少年の表情が凍り付き、刃が白く光る尾を引いて真っ向からその躰を斬り裂いた。強々度ケブラー製の鉄帽を叩き割り、頭蓋と肉を斬り裂く感覚が手の内に焼き付く。血を吹く肉塊と化した少年が崩れ落ちるその刹那、夏彦は振り下ろした刃を返し、隣に立っていた将校を脇腹から肩に向けて切り上げた。
将校用情報端末を握った腕が血しぶきと共に塹壕の床に転がり、敵兵達が凍りつく。
頭脳である指揮官と支援兵器である戦術生体兵器を一瞬にして失い、敵は狼狽の極みに達した。
塹壕の中に悲鳴と怒号が響き、恐怖に駆られた兵士達が一斉に発砲する。
ここからは戦術も技術も関係ない――純粋な殺し合いだ。
夏彦の刃は解き放たれたように右へ、左へと敵兵を凪ぎ払い、斬り裂いて行く。
足下に転がった死体を踏み越え、さらに敵を斬る。その時、崩れ落ちる敵兵の体を突き飛ばして、エマが目の前に転がり込んで来た。
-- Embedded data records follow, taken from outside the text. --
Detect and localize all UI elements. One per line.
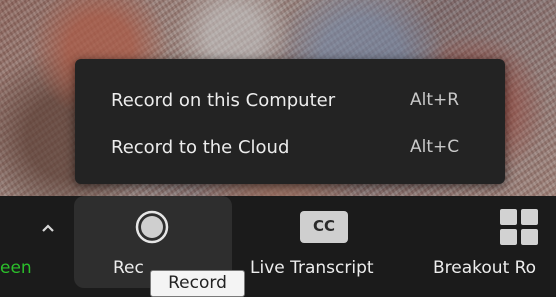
share-screen-label[interactable]: een xyxy=(0,258,32,278)
cc-icon-text: CC xyxy=(312,217,336,235)
closed-caption-icon: CC xyxy=(300,211,348,243)
record-label: Rec xyxy=(113,258,144,278)
record-tooltip: Record xyxy=(150,270,245,297)
breakout-rooms-label: Breakout Ro xyxy=(433,258,537,278)
meeting-toolbar: een Rec CC Live Transcript Breakout Ro xyxy=(0,196,556,295)
menu-item-label: Record to the Cloud xyxy=(111,137,290,158)
tooltip-text: Record xyxy=(168,273,227,293)
record-to-cloud-item[interactable]: Record to the Cloud Alt+C xyxy=(75,130,505,164)
menu-item-shortcut: Alt+R xyxy=(410,90,460,110)
breakout-rooms-grid-icon xyxy=(500,209,538,245)
live-transcript-label: Live Transcript xyxy=(250,258,374,278)
chevron-up-icon[interactable] xyxy=(38,220,58,236)
record-dropdown-menu: Record on this Computer Alt+R Record to … xyxy=(75,59,505,184)
record-circle-icon xyxy=(135,210,169,244)
menu-item-label: Record on this Computer xyxy=(111,90,336,111)
menu-item-shortcut: Alt+C xyxy=(410,137,460,157)
record-on-computer-item[interactable]: Record on this Computer Alt+R xyxy=(75,83,505,117)
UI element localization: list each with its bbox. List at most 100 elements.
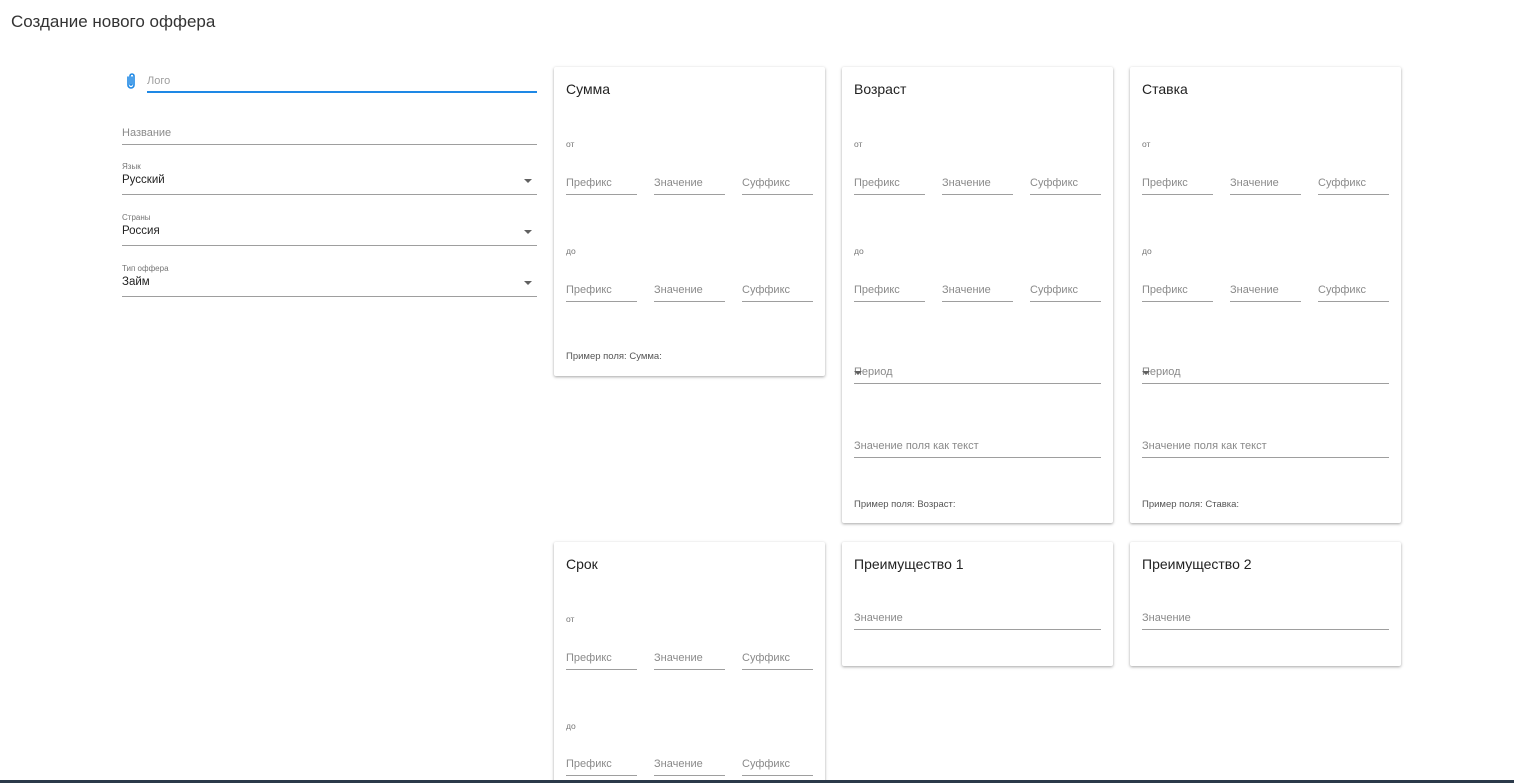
age-from-value-input[interactable]: Значение	[942, 174, 1013, 195]
countries-value: Россия	[122, 225, 160, 237]
page-title: Создание нового оффера	[11, 12, 216, 31]
sum-from-value-input[interactable]: Значение	[654, 174, 725, 195]
offer-main-form: Лого Название Язык Русский Страны Россия…	[122, 70, 537, 297]
age-from-prefix-input[interactable]: Префикс	[854, 174, 925, 195]
rate-to-suffix-input[interactable]: Суффикс	[1318, 281, 1389, 302]
advantage2-value-input[interactable]: Значение	[1142, 609, 1389, 630]
countries-select[interactable]: Страны Россия	[122, 213, 537, 246]
text-value-placeholder: Значение поля как текст	[1142, 440, 1267, 452]
value-placeholder: Значение	[1142, 612, 1191, 624]
term-to-suffix-input[interactable]: Суффикс	[742, 755, 813, 776]
advantage2-card: Преимущество 2 Значение	[1130, 542, 1401, 666]
value-placeholder: Значение	[1230, 284, 1279, 296]
value-placeholder: Значение	[1230, 177, 1279, 189]
sum-to-prefix-input[interactable]: Префикс	[566, 281, 637, 302]
age-from-suffix-input[interactable]: Суффикс	[1030, 174, 1101, 195]
value-placeholder: Значение	[654, 177, 703, 189]
rate-from-value-input[interactable]: Значение	[1230, 174, 1301, 195]
age-period-select[interactable]: Период	[854, 363, 1101, 384]
advantage1-card-title: Преимущество 1	[854, 556, 964, 572]
rate-card-title: Ставка	[1142, 81, 1188, 97]
offer-type-value: Займ	[122, 276, 150, 288]
from-label: от	[566, 614, 575, 624]
offer-type-label: Тип оффера	[122, 264, 169, 273]
suffix-placeholder: Суффикс	[742, 652, 791, 664]
offer-type-select[interactable]: Тип оффера Займ	[122, 264, 537, 297]
paperclip-icon[interactable]	[124, 72, 138, 90]
term-from-suffix-input[interactable]: Суффикс	[742, 649, 813, 670]
age-card-title: Возраст	[854, 81, 907, 97]
name-input[interactable]: Название	[122, 123, 537, 145]
age-to-value-input[interactable]: Значение	[942, 281, 1013, 302]
value-placeholder: Значение	[942, 177, 991, 189]
language-label: Язык	[122, 162, 141, 171]
sum-from-suffix-input[interactable]: Суффикс	[742, 174, 813, 195]
value-placeholder: Значение	[942, 284, 991, 296]
rate-to-value-input[interactable]: Значение	[1230, 281, 1301, 302]
value-placeholder: Значение	[654, 652, 703, 664]
to-label: до	[566, 246, 576, 256]
sum-example-text: Пример поля: Сумма:	[566, 351, 662, 362]
term-to-prefix-input[interactable]: Префикс	[566, 755, 637, 776]
suffix-placeholder: Суффикс	[1030, 284, 1079, 296]
dropdown-arrow-icon	[524, 230, 532, 234]
value-placeholder: Значение	[654, 758, 703, 770]
text-value-placeholder: Значение поля как текст	[854, 440, 979, 452]
to-label: до	[1142, 246, 1152, 256]
sum-card-title: Сумма	[566, 81, 610, 97]
rate-from-suffix-input[interactable]: Суффикс	[1318, 174, 1389, 195]
dropdown-arrow-icon	[524, 179, 532, 183]
name-placeholder: Название	[122, 127, 172, 139]
rate-to-prefix-input[interactable]: Префикс	[1142, 281, 1213, 302]
prefix-placeholder: Префикс	[566, 177, 612, 189]
dropdown-arrow-icon	[524, 281, 532, 285]
age-card: Возраст от Префикс Значение Суффикс до П…	[842, 67, 1113, 523]
prefix-placeholder: Префикс	[566, 652, 612, 664]
term-from-prefix-input[interactable]: Префикс	[566, 649, 637, 670]
advantage1-card: Преимущество 1 Значение	[842, 542, 1113, 666]
countries-label: Страны	[122, 213, 151, 222]
logo-placeholder: Лого	[147, 75, 171, 87]
suffix-placeholder: Суффикс	[1318, 284, 1367, 296]
rate-from-prefix-input[interactable]: Префикс	[1142, 174, 1213, 195]
from-label: от	[854, 139, 863, 149]
term-card: Срок от Префикс Значение Суффикс до Преф…	[554, 542, 825, 783]
suffix-placeholder: Суффикс	[742, 758, 791, 770]
rate-example-text: Пример поля: Ставка:	[1142, 499, 1240, 510]
prefix-placeholder: Префикс	[1142, 177, 1188, 189]
sum-to-value-input[interactable]: Значение	[654, 281, 725, 302]
from-label: от	[566, 139, 575, 149]
suffix-placeholder: Суффикс	[1030, 177, 1079, 189]
age-to-prefix-input[interactable]: Префикс	[854, 281, 925, 302]
term-from-value-input[interactable]: Значение	[654, 649, 725, 670]
from-label: от	[1142, 139, 1151, 149]
age-to-suffix-input[interactable]: Суффикс	[1030, 281, 1101, 302]
age-example-text: Пример поля: Возраст:	[854, 499, 956, 510]
suffix-placeholder: Суффикс	[1318, 177, 1367, 189]
to-label: до	[854, 246, 864, 256]
prefix-placeholder: Префикс	[854, 284, 900, 296]
rate-card: Ставка от Префикс Значение Суффикс до Пр…	[1130, 67, 1401, 523]
sum-to-suffix-input[interactable]: Суффикс	[742, 281, 813, 302]
to-label: до	[566, 721, 576, 731]
logo-input[interactable]: Лого	[147, 70, 537, 93]
dropdown-arrow-icon	[854, 371, 862, 375]
age-text-value-input[interactable]: Значение поля как текст	[854, 437, 1101, 458]
prefix-placeholder: Префикс	[566, 284, 612, 296]
logo-upload-row: Лого	[122, 70, 537, 94]
advantage2-card-title: Преимущество 2	[1142, 556, 1252, 572]
term-to-value-input[interactable]: Значение	[654, 755, 725, 776]
sum-from-prefix-input[interactable]: Префикс	[566, 174, 637, 195]
term-card-title: Срок	[566, 556, 598, 572]
prefix-placeholder: Префикс	[566, 758, 612, 770]
suffix-placeholder: Суффикс	[742, 177, 791, 189]
prefix-placeholder: Префикс	[1142, 284, 1188, 296]
dropdown-arrow-icon	[1142, 371, 1150, 375]
value-placeholder: Значение	[654, 284, 703, 296]
rate-period-select[interactable]: Период	[1142, 363, 1389, 384]
rate-text-value-input[interactable]: Значение поля как текст	[1142, 437, 1389, 458]
language-select[interactable]: Язык Русский	[122, 162, 537, 195]
value-placeholder: Значение	[854, 612, 903, 624]
prefix-placeholder: Префикс	[854, 177, 900, 189]
advantage1-value-input[interactable]: Значение	[854, 609, 1101, 630]
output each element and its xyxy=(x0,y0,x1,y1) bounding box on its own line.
異変を瞬間的に察知した夏彦は、転がったエマをそのまま地面に押し付ける。
その瞬間、殺気が空を斬り、小さな舌うちが聞こえた。
エマを追って現れたのは青竜刀を携えた黒髪の少女。
そして、その背後からは、増援と思しき敵の歩兵が、二十……三十……四十。
(近接戦闘タイプか……。それに、歩兵が一個小隊……)
それだけ分かれば充分だ。
少女の刺すような瞳を見つめ返しつつ夏彦は、その能力を発動する。
――音速斬撃!!
叫ぶが早いか夏彦は、飛び掛かって来る少女に向けて一足飛びに踏み出した。
夏彦は、迫り来る少女の刃をコンマ一秒以下の超反応で全てかわすと、瞬きをする間も与えず少女の間合いに入り込む。そして、次の瞬間――夏彦の繰り出した無数の斬撃が彼女の全身を一瞬の内に斬り苛み、さらに背後の歩兵達をも次々と切裂いた。
少女は、一瞬で絶命すると、その顔に驚愕の表情を張り付けたまま、糸の切れた操り人形のようにくずおれ、塹壕の底に溜った水の中へ頭から突っ伏した。そして、少女の絶命とほぼ同時に悲鳴を上げる暇も無く切り裂かれた兵士達もまた無数の肉片となって塹壕に散らばった。
水面に広がってゆく褐色の波紋を尻目に夏彦はエマの元へ駆け寄り、彼女を助け起こす。
「大尉は?」
「分からないわ。さっきまで向う側の塹壕にいたんだけど……」
エマの視線の先には、全滅したと思しき敵の迫撃砲陣地があった。
周囲の敵は一掃されている。夏彦は、鉄帽の下に被ったヘッドセットから伸びるマイクを口に寄せ、大尉に向けて呼び掛けた。
ややあって、耳を覆うレシーバーからくぐもった雑音と共に大尉の声が響く。
思わず夏彦の口からほっと息が漏れた。